LES TRIPOUx D’AVEYRON

Nouvelle rubrique, Traditions, by Semailles Magazine.

Chaque été, je retrouve mes cousins en Aveyron, à Valzergues, près de Montbazens. Cette région, véritable écrin de traditions, vit au rythme des fêtes de village et des grandes tablées conviviales où se créent des souvenirs précieux.

Au lendemain d’une fête de village, j’ai découvert un plat qui ne laisse pas indifférent : les tripoux. Ce mets ancestral, mijoté lentement, incarne toute la richesse de la cuisine du terroir occitan. Nous avons pris notre ticket auprès du Comité des fêtes de Belcastel et nous avons rejoins la cinquantaine de personnes déjà attablées pour déguster ce plat, auquel on ne s’attend pas à 9h du matin. Ce que je retiens, c’est ce moment de partage : les grandes tablées, les jeunes et les moins jeunes, les éclats de voix, la musique, toute la générosité propre à ce coin de France.

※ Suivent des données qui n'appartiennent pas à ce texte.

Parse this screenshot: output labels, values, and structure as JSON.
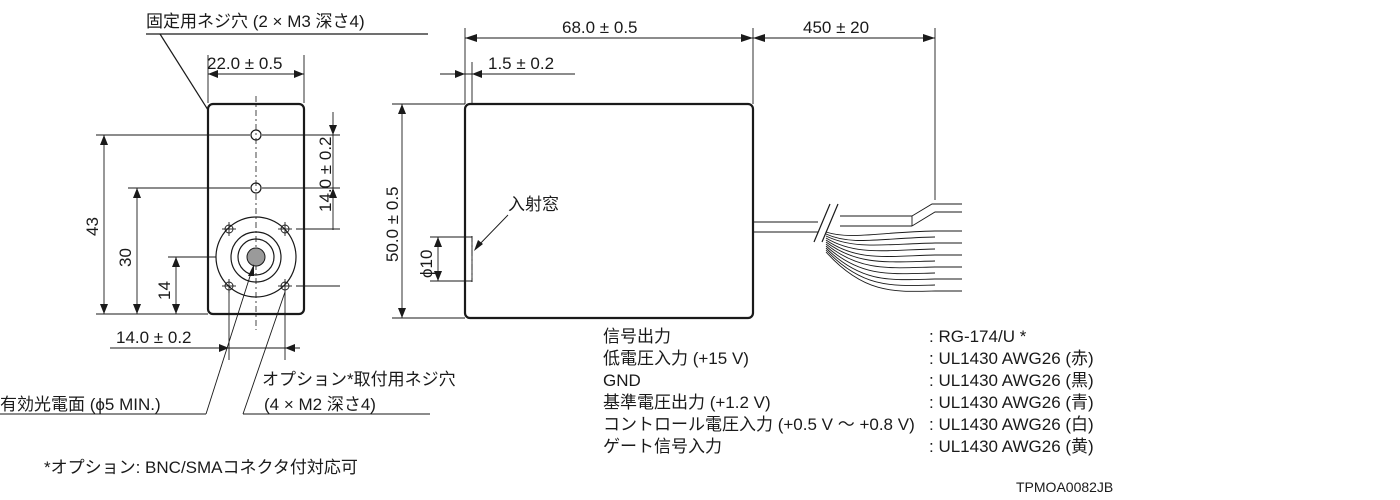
{
  "front_view": {
    "callout_mounting_screw": "固定用ネジ穴 (2 × M3  深さ4)",
    "dim_width": "22.0 ± 0.5",
    "dim_hole_spacing": "14.0 ± 0.2",
    "dim_height_43": "43",
    "dim_height_30": "30",
    "dim_height_14": "14",
    "dim_bottom_spacing": "14.0 ± 0.2",
    "callout_effective_area": "有効光電面 (ϕ5 MIN.)",
    "callout_option_line1": "オプション*取付用ネジ穴",
    "callout_option_line2": "(4 × M2  深さ4)"
  },
  "side_view": {
    "dim_length": "68.0 ± 0.5",
    "dim_cable_length": "450 ± 20",
    "dim_window_offset": "1.5 ± 0.2",
    "dim_height": "50.0 ± 0.5",
    "dim_window_diameter": "ϕ10",
    "callout_window": "入射窓"
  },
  "cable_legend": [
    {
      "signal": "信号出力",
      "cable": ": RG-174/U *"
    },
    {
      "signal": "低電圧入力 (+15 V)",
      "cable": ": UL1430 AWG26 (赤)"
    },
    {
      "signal": "GND",
      "cable": ": UL1430 AWG26 (黒)"
    },
    {
      "signal": "基準電圧出力 (+1.2 V)",
      "cable": ": UL1430 AWG26 (青)"
    },
    {
      "signal": "コントロール電圧入力 (+0.5 V ～ +0.8 V)",
      "cable": ": UL1430 AWG26 (白)"
    },
    {
      "signal": "ゲート信号入力",
      "cable": ": UL1430 AWG26 (黄)"
    }
  ],
  "footnote": "*オプション: BNC/SMAコネクタ付対応可",
  "drawing_id": "TPMOA0082JB"
}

Avant 1900, les tripoux étaient préparés par les ménagères agricoles le dimanche matin, juste avant le départ des « Pagès » — propriétaires de domaines — et de leurs domestiques pour la messe. Avec la construction de la voie ferrée Toulouse-Rodez et l’essor des auberges des bourgs et des gares, ce plat est devenu le casse-croûte du matin lors des marchés-foires ou à la réception des wagons de chaux. Peu à peu, il est devenu une tradition après la première messe, un moment de rencontre entre agriculteurs et amis venus de tous horizons.

Servis tôt le matin lors des foires ou fêtes, les tripoux symbolisent accueil et convivialité. Ils se dégustent aussi après une nuit blanche — mariage, fête de village ou soirée en discothèque — prolongeant la fête avec gourmandise.

Les tripoux se composent de panses de veau, roulées et farcies de petits morceaux de viande, ail, persil et carottes, le tout ficelé avec soin. Le plat mijote longuement dans un bouillon parfumé au vin blanc. Chaque famille, chaque village apporte sa touche et son savoir-faire. Leur odeur unique ne laisse jamais indifférent.

Côté accord mets-vin, ce plat appelle des vins blancs secs, jeunes et fruités : Gaillac, Sancerre, Quincy, Saint-Pourçain, Reuilly ou Pouilly-sur-Loire. Les amateurs de rouges choisiront un Marcillac ou un Gaillac rouge, profondément enracinés dans leur terroir.

Goûter aux tripous, c’est s’immerger dans un pan vivant du patrimoine culinaire occitan et honorer celles et ceux qui perpétuent ces gestes simples, transmis de génération en génération.